Jon Juaristi, ABC 09/12/12
Despolitizar la cuestión de las lenguas en España exigiría dejar de subvencionarlas.
Sobre las lenguas, sólo se debería legislar lo imprescindible para proteger el derecho del individuo a expresarse en la que le venga en gana y decidir en cuál educar a sus hijos. El resto no sólo sobra: crea problemas y no resuelve ninguno. La mentalidad nacionalista parte del supuesto de que la unidad de lengua es imprescindible para la existencia de la nación, lo que es erróneo. La nación requiere una voluntad de convivencia cordial y solidaria. Sin ella, como lo demuestra el caso de la ex Yugoslavia, la unidad lingüística resulta insuficiente para establecer o mantener lazos nacionales.

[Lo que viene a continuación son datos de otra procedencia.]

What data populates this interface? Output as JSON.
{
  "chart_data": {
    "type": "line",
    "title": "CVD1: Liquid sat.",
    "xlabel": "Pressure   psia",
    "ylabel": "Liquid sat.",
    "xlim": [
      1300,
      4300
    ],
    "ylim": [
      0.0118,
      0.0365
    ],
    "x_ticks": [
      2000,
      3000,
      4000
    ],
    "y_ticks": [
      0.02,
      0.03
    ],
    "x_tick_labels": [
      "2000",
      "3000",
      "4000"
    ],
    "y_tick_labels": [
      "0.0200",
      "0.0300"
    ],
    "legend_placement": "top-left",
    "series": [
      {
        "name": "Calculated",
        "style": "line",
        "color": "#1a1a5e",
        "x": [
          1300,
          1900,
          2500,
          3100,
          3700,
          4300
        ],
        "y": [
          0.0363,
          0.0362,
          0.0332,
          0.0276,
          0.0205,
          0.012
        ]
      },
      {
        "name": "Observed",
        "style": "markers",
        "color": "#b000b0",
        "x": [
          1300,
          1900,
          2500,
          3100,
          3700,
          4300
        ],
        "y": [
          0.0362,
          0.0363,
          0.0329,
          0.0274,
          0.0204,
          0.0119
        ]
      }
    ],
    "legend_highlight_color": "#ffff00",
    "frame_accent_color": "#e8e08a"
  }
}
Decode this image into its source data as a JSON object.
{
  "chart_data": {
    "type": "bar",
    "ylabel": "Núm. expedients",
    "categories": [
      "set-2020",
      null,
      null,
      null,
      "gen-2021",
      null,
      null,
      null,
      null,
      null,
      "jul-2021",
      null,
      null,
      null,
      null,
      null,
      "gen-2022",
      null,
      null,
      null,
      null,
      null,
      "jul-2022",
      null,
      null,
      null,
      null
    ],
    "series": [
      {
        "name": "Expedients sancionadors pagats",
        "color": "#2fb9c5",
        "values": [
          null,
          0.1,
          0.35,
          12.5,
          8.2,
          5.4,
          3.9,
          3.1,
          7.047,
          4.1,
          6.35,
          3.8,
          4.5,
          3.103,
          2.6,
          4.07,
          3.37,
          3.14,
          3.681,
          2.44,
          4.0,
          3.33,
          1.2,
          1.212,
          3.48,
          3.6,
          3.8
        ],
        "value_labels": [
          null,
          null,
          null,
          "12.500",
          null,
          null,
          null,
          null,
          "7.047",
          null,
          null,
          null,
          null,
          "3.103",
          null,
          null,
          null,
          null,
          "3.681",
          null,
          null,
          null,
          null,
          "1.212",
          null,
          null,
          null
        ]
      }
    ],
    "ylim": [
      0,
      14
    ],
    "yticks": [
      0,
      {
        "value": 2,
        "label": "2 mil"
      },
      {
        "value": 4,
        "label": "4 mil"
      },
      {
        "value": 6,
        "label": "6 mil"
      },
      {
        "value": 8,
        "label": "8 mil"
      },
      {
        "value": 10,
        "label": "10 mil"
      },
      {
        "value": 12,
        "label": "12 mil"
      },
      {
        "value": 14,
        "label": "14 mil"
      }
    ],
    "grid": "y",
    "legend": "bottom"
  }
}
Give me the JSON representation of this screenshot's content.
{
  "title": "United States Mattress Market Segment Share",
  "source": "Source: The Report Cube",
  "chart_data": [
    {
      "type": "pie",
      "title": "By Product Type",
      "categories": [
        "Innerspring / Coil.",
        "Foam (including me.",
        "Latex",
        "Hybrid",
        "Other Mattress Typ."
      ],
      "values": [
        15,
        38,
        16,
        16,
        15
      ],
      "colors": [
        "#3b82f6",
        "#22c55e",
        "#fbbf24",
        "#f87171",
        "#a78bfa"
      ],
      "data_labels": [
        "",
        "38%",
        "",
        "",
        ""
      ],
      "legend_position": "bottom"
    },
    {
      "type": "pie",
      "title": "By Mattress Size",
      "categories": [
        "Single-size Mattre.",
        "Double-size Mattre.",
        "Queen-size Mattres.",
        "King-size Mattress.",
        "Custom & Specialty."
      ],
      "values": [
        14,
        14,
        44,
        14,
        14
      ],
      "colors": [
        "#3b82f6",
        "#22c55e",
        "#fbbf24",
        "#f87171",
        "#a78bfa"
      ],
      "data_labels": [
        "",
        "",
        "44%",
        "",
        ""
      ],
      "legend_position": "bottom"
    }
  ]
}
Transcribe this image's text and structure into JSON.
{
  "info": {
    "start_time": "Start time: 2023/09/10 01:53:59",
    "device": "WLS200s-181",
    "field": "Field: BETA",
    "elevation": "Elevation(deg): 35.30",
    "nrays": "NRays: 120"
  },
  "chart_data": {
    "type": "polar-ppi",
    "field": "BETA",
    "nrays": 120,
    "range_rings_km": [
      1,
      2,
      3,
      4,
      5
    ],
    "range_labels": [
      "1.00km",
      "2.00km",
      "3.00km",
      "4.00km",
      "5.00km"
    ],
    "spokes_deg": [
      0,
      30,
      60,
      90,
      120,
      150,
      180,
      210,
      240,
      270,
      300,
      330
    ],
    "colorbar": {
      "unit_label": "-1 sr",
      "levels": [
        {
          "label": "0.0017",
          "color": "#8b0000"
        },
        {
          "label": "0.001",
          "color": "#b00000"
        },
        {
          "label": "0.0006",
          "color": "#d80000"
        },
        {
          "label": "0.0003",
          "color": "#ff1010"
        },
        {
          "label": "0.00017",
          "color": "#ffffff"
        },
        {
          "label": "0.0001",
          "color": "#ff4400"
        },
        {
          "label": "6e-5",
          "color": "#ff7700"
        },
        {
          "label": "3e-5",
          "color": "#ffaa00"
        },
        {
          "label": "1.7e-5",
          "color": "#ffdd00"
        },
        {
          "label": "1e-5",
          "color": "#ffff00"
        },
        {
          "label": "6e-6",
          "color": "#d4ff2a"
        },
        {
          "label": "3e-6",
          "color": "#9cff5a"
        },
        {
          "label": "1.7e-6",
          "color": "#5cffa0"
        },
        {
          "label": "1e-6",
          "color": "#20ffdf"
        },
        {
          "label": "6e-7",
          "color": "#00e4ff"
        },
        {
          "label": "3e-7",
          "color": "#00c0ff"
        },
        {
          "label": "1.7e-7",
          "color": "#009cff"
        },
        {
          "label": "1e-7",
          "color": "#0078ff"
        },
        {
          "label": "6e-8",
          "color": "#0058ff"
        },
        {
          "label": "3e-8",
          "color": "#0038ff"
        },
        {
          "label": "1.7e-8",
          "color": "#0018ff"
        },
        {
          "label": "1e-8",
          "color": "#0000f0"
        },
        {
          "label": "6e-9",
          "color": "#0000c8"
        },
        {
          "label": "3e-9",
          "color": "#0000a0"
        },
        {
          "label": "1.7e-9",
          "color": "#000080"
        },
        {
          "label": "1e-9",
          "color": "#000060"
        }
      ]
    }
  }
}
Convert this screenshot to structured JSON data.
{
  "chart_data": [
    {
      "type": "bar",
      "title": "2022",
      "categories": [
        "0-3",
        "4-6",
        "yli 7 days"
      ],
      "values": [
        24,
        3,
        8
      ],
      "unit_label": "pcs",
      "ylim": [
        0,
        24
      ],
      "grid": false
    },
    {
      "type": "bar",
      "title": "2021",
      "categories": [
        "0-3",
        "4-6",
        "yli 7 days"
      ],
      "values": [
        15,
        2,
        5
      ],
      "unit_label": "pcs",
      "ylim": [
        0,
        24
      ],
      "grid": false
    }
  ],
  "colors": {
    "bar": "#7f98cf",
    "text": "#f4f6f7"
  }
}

El nacionalismo lingüístico moderno tiene dos fuentes: la Revolución Francesa y el romanticismo alemán. La primera proclamó el carácter revolucionario de la lengua francesa («La revolución habla francés; la reacción, bretón, provenzal y vasco»). El segundo identificó la lengua con el espíritu del pueblo. Para los primeros nacionalistas alemanes, los franceses eran un pueblo germánico degenerado, un rebaño de zombies que habían perdido su espíritu al olvidar su lengua originaria y adoptar el latín. Ambos supuestos resultan absurdos: los chuanes fueron movilizados contra la revolución por jefes monárquicos que hablaban un francés académico y entre los nobles emigrados se contaban algunos de los mejores representantes de las letras francesas (el número de escritores contrarrevolucionarios se incrementaría exponencialmente en épocas posteriores con efectivos de extracción burguesa e incluso proletaria). En Alemania, grandes poetas y filósofos de la modernidad, como Heine y Benjamin, escribieron buena parte de su obra en francés, dando continuidad así a una práctica muy extendida entre los literatos y pensadores alemanes del Antiguo Régimen. Y es que las lenguas no determinan la ideología ni la visión del mundo de sus hablantes.
Los nacionalistas creen que las razones para expresarse en una u otra lengua son de orden afectivo, pero ellos mismos acaban plegándose a criterios utilitarios. La lealtad lingüística de muchos de los hablantes de lenguas minoritarias depende de las posibilidades de captación privada de recursos públicos. Si se dejase de subvencionar a las lenguas, aunque nunca se subvenciona lengua alguna sino a sus cultivadores, la lealtad de éstos se relajaría hasta desaparecer en la buena parte de los casos. En las sociedades verdaderamente liberales, sin Estados subvencionadores que brinden oportunidades a los predadores de renta, la coexistencia de lenguas diferentes aparece desprovista de ribetes conflictivos. Los individuos recurren a la lengua de la mayoría por motivos pragmáticos y asumen, en su caso, el cultivo y transmisión intergeneracional de las lenguas minoritarias a sus propias expensas, como lo siguen haciendo, por ejemplo, los hablantes de yiddish en las comunidades judías ortodoxas de los Estados Unidos (no es el caso de las comunidades hispanas, que reclaman de la administración bastante más que la mera posibilidad de enseñanza en español).
Despolitizar la cuestión de las lenguas en España exigiría privar a todas ellas de subvención oficial y subordinar la oferta educativa pública en una u otra a la demanda real de las familias. Ésta, sin la ansiedad inducida por la «normalización lingüística» planificada desde las administraciones, terminaría ajustándose a pautas más racionales y, sin duda, más democráticas, una vez devuelta a la sociedad civil la responsabilidad de comunicarse y entenderse en la lengua o las lenguas libremente elegidas, y descargándola así de la obligación de reparar supuestas injusticias históricas definidas por sus principales beneficiarios.